To achieve the same performance from polypropylene or polyethylene greens, we can use sand reinforcements to improve oscillation and natural feel.
So, in general, we can conclude that nylon is the best choice for club safety, natural feel, and durability, but will cost you more. It’s not saying that polyethylene and especially polypropylene turfs don’t have their applications. For example, polypropylene can emulate sand turfs better than nylon material.
Are golf mat tees different from regular golf tees?
Modern, regular golf tees are used by piercing the ground, and obviously, we can’t use the same application with the golf mat. (Well, we can, but we will destroy the rubber base layer in no time).
So, for golf mats, we can use rubber golf tees that rested flat on the mat. Or, if you want to use your regular tees, you can use a tee holder where you can insert your regular tees on the cross-shaped hole.
It is worth noting that some golf mats (especially the premium ones) do offer the ability to use regular tees. Avoid golf mats that offer fixed tee that can’t be adjusted. You will need different tee height with different clubs for proper practice.
How can I make sure to practice properly with my new golf mat?
To truly answer this question, we should first understand the main differences between synthetic golf mats and playing on real grass. Even the very best of golf mats with the best material and construction won’t be able to perfectly emulate the feel, sensation, and feedback a natural grass can provide. So, there are several disadvantages of playing on a mat:
- First, the club will bounce and slide more into the ball on a golf mat, especially on a big swing. As a result, this can create a solid strike when you shouldn’t, masking the error and hindering your progress.

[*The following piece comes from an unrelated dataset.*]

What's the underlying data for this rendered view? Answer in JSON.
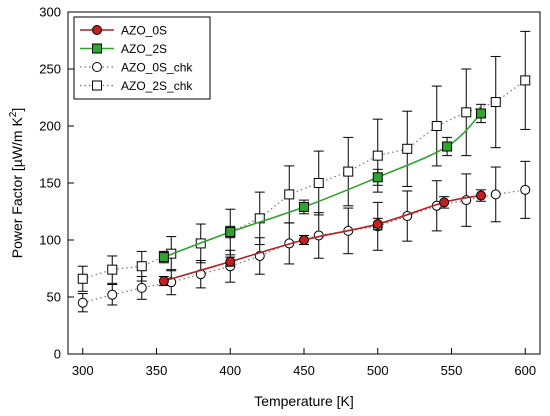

- If the golf mat is not maintained properly, a damaged surface can lead to elbows, hands, and shoulders injury.
With those two main considerations in mind, here are some tips to make the most of your practice sessions on a golf mat:
- Have the right mindset: you can not fully trust precise and accurate distance when hitting off golf mats. Aim to achieve even more than your usual standard to avoid the illusion of satisfaction.
- Since the golf mat surface is generally more slippery than natural grass, wear shoes with more traction. This way, you can prevent your feet from twisting or rotating during a swing, which might affect your ‘real’ swing on the course.
- Some golf mats feature a built-in stationary tee that can’t be adjusted. In most cases, the tee height is too short for a driver and yet too long for fairway woods, irons, and hybrids. Opt for a golf mat where you can replace the tee, and use the correct height depending on your club.
- You might need to adjust your swing with your short irons. Generally, you will need to adjust to a sweeping swing rather than hitting sharply down with your short irons. You might want to skip the short irons entirely to avoid building bad swinging habits.
- Regularly maintain your golf mat, and if you feel the surface is now too firm, consider getting a replacement to avoid injuries, club damages, and bad swinging habits.